The US Securities and Exchange Commission has proposed new rules prohibiting broker-dealers from providing customers with unfiltered or naked access to an exchange or ATS. The watchdog has also called for comment on issues relating to high-frequency trading, co-locating trading terminals and dark pool trading as it seeks to re-write the rule-book for a new era of computer-driven trading.
Approximately 38% of the daily volume in US equity markets is traded by firms accessing trading venues via sponsored or direct market access arrangements through their broker-dealers.
The SEC's proposed rule would require brokers to put in place risk management controls that would help prevent erroneous orders, ensure compliance with regulatory requirements, and enforce pre-set credit or capital thresholds.
"Unfiltered access is similar to giving your car keys to a friend who doesn't have a license and letting him drive unaccompanied," says SEC chairman Mary Schapiro. "Today's proposal would require that if a broker-dealer is going to loan his keys, he must not only remain in the car, but he must also see to it that the person driving observes the rules before the car is ever put into drive."
The rule change comes amid a broad review of rapidly-changing US equity market structures by the SEC which is under pressure from Washington to protect the interests of long-term investors and preserve the market's primary function as a mechanism for capital formation.
With this in mind, the watchdog has issued a "concept release" seeking public comment on issues relating to high frequency trading, co-location, and dark pool trading.

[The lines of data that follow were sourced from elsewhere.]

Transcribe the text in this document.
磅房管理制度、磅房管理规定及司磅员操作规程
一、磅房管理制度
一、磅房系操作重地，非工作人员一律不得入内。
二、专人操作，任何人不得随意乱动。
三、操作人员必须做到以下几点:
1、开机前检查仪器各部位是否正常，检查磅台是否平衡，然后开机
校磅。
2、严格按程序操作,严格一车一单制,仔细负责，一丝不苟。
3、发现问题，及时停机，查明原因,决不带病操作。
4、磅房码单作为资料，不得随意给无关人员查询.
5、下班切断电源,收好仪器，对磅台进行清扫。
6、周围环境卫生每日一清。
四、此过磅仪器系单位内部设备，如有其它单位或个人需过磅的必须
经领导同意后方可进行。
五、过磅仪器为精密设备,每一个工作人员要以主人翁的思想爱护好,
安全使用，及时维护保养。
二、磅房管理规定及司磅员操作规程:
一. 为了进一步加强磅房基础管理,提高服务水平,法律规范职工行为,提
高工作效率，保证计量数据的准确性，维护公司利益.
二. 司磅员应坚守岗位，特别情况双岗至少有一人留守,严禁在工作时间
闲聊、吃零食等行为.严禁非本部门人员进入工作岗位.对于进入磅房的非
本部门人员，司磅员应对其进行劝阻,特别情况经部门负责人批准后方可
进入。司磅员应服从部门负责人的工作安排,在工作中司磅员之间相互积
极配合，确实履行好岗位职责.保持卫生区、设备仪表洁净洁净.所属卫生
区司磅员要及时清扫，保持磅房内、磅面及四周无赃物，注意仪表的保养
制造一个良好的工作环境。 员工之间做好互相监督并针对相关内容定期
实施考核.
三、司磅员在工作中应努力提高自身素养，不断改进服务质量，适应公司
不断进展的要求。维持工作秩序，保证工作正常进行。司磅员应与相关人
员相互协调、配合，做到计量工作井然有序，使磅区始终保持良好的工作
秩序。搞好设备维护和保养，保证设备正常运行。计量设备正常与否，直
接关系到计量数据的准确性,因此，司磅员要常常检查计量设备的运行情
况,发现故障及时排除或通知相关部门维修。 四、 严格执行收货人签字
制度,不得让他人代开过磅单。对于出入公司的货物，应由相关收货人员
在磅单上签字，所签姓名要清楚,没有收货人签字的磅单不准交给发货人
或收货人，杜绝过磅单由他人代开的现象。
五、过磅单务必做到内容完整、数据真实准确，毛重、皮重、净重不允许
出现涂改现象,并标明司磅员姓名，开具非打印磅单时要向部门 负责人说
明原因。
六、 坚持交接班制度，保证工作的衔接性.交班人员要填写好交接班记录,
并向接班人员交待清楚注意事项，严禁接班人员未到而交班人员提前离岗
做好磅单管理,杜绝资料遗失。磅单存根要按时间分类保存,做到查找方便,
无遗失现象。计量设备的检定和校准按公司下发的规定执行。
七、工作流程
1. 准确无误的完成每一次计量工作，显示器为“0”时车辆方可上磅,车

The release asks a series of specific questions about the current market structure, including:
Market quality metrics
Fairness of market structure
- What are the best metrics for assessing market quality for long-term investors and have these metrics improved or worsened in recent years?
High frequency trading
- Is the current highly automated, high-speed market structure fundamentally fair for investors?
- What types of strategies are used by the proprietary trading firms loosely referred to as high frequency traders, and are these strategies beneficial or harmful for other investors?
- Is the overall use of any harmful strategies by proprietary firms sufficiently widespread that the Commission should consider a regulatory initiative in this area?
- Do co-location services (which enable exchange customers to potentially route trades faster by placing their computer servers in close proximity to an exchange's computer system) give proprietary trading firms an unfair advantage?
- If so, should the proprietary firms that use these services be subject to any specific trading obligations?
- Has the trading volume of undisplayed trading centers (such as dark pools) reached a sufficiently significant level that it has detracted from the quality of public price discovery?
- If more individual investor orders were routed to public markets, would it promote quote competition in the public markets, lead to narrower spreads, and ultimately improve order execution quality for individual investors beyond current levels?
- Are a significant number of individual investor orders executed in dark pools and, if so, what is the execution quality for these orders?